To prepare for the growing threat of hacking and other cyber attacks, Johnny G. Plate, Minister of Communication, and Informatics emphasised that all Electronic System Operators (ESO) must prepare a comprehensive security system for processing personal data. As controllers and processors of personal electronic transaction data, private and public ESO are at the forefront mechanism.
To reduce the threat of hacking, I remind all Electronic System Operators must strictly follow the provisions of the Personal Data Protection Act, he said. The government regulates the rights of subjects, the processing of personal data, and the obligations of data controllers and processors, following Law Number 27 of 2022 concerning Personal Data Protection.
“One of ESO’s responsibilities is to train a data protection officer (DPO). So please be prepared because the DPO is the person in charge of the overall management of personal data in every Electronic System Operator,” Johnny cautioned.

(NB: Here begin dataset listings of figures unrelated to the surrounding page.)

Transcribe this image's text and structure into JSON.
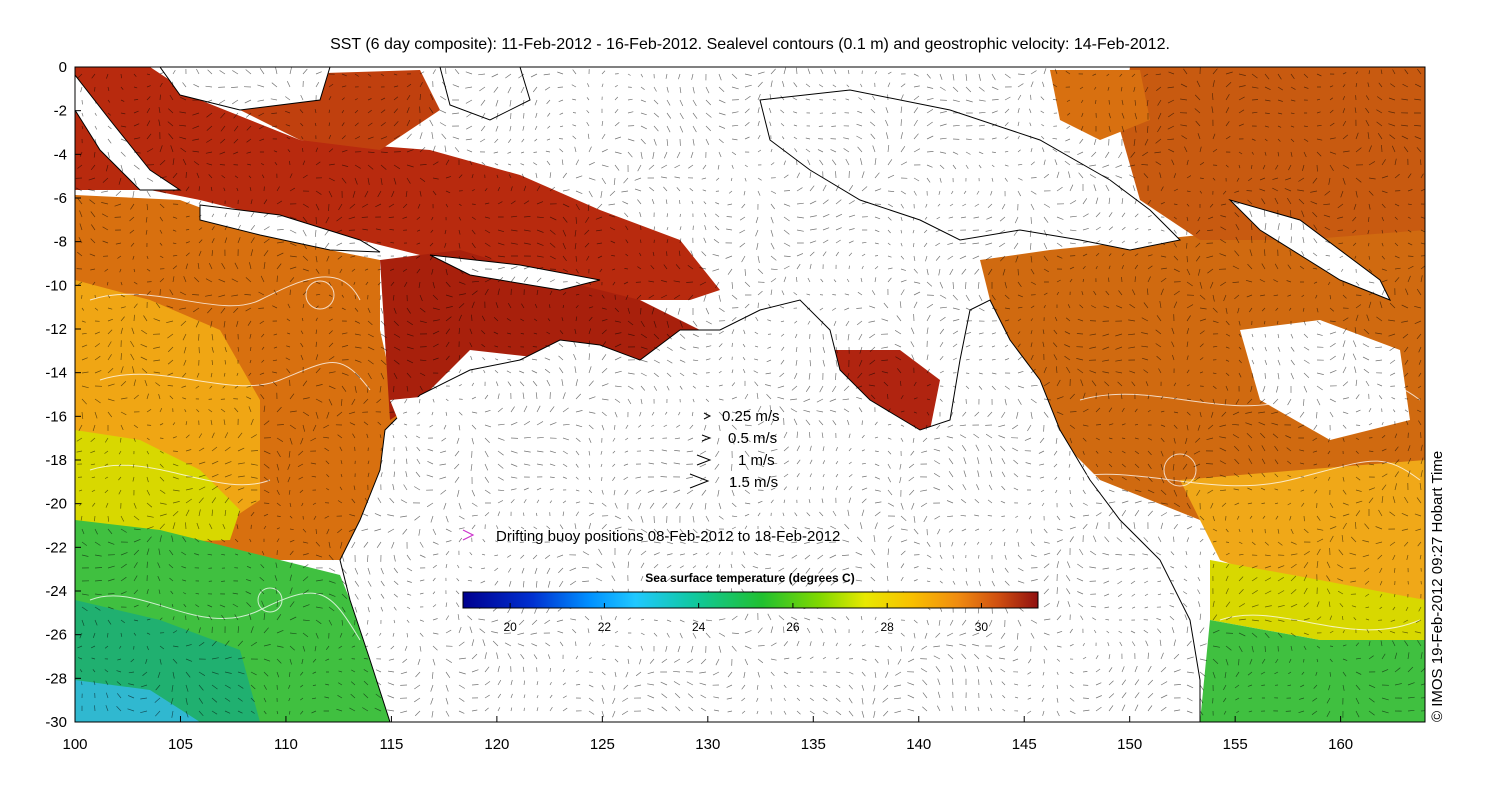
{
  "title": "SST (6 day composite): 11-Feb-2012 - 16-Feb-2012. Sealevel contours (0.1 m) and geostrophic velocity: 14-Feb-2012.",
  "credit": "© IMOS 19-Feb-2012 09:27 Hobart Time",
  "axes": {
    "x_ticks": [
      "100",
      "105",
      "110",
      "115",
      "120",
      "125",
      "130",
      "135",
      "140",
      "145",
      "150",
      "155",
      "160"
    ],
    "y_ticks": [
      "0",
      "-2",
      "-4",
      "-6",
      "-8",
      "-10",
      "-12",
      "-14",
      "-16",
      "-18",
      "-20",
      "-22",
      "-24",
      "-26",
      "-28",
      "-30"
    ],
    "xlim": [
      100,
      164
    ],
    "ylim": [
      -30,
      0
    ]
  },
  "velocity_legend": [
    {
      "label": "0.25 m/s",
      "speed": 0.25
    },
    {
      "label": "0.5 m/s",
      "speed": 0.5
    },
    {
      "label": "1 m/s",
      "speed": 1
    },
    {
      "label": "1.5 m/s",
      "speed": 1.5
    }
  ],
  "buoy_legend": {
    "label": "Drifting buoy positions 08-Feb-2012 to 18-Feb-2012",
    "marker_color": "#cc33cc"
  },
  "colorbar": {
    "title": "Sea surface temperature (degrees C)",
    "ticks": [
      "20",
      "22",
      "24",
      "26",
      "28",
      "30"
    ],
    "range": [
      19,
      31.2
    ]
  },
  "colors": {
    "warm": "#a51c0e",
    "orange": "#d8600f",
    "amber": "#f0a010",
    "yellow": "#e8e000",
    "green": "#30c040",
    "land": "#ffffff"
  }
}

To increase the reliability of fintech services, the Minister of Communication and Informatics encourages fintech players to use electronic authentication services provided by Electronic Certification Operators (ECO). “Authentication by ECO is critical to meeting transaction trust standards, particularly at the international level.”
According to Minister Johnny, the Ministry of Communication and Informatics has declared nine qualified ECOs after a lengthy audit. The nine ECOs are made up of both government and private institutions. “So, if we talk about electronic signatures, they will be included in the ECO,” he said.
The Minister of Communication and Informatics also invited financial institutions to collaborate in encouraging the use of electronic certificates and intensifying education to realise more secure and reliable financial transaction services. “I invite you to join me in supporting digital space management efforts and the full implementation of the PDP Law,” he said.
Indonesia continues to strengthen its cyber-security resilience through a diverse array of efforts. For example, the country has established the Indonesian Aviation Sector Computer Security Incident Response Team (IAS-CSIRT) to strengthen cybersecurity in the aviation industry. The aviation industry requires a dedicated cybersecurity team to anticipate system vulnerabilities, identify opportunities for bad actors to exploit, and reduce the risk of cyber incident threats.
The CSIRT will regularly publish information on vulnerabilities, security, and new technology trends. The team is also ready to face escalating challenges and will report to the Director General of Air Transportation at the Ministry of Transportation. In addition, CSIRT will use cyber drills and workshops to train members.
The team is responsible for receiving, reviewing, and responding to cyber incident reports and activities and providing reactive services such as incident coordination, incident triage, and incident resolution.
The aviation industry increasingly relies on digital technology for flight operations, ground services, communications navigation and surveillance, airport infrastructure, air traffic management, and supply chain.
Therefore, Markos, the Deputy for Cybersecurity and Economic Cryptography of the National Cyber and Crypto Agency (BSSN), hopes that the IAS-CSIRT can have a role, particularly in cyber incident handling and recovery. In addition, the team will be able to collaborate, synergise, and share information with various stakeholders and other cybersecurity constituencies in Indonesia.
Budi Prayitno, Director of Aviation Security at the Ministry of Transportation, emphasised the importance of cyber defence, pointing out that cybercrime has resulted in significant losses across industries. As a result, cybercrime prevention and management are critical for various stakeholders, including aviation service providers.
Moreover, BSSN encourages other sectors to form their CSIRTs. Following the issuance of Presidential Regulation 82 of 2022 concerning the Protection of Vital Information Infrastructure, the IAS-CSIRT was established for the first time (IIV). Because it manages various strategic information assets related to community survival, national stability, and sovereignty, Sector IIV prioritises the CSIRT.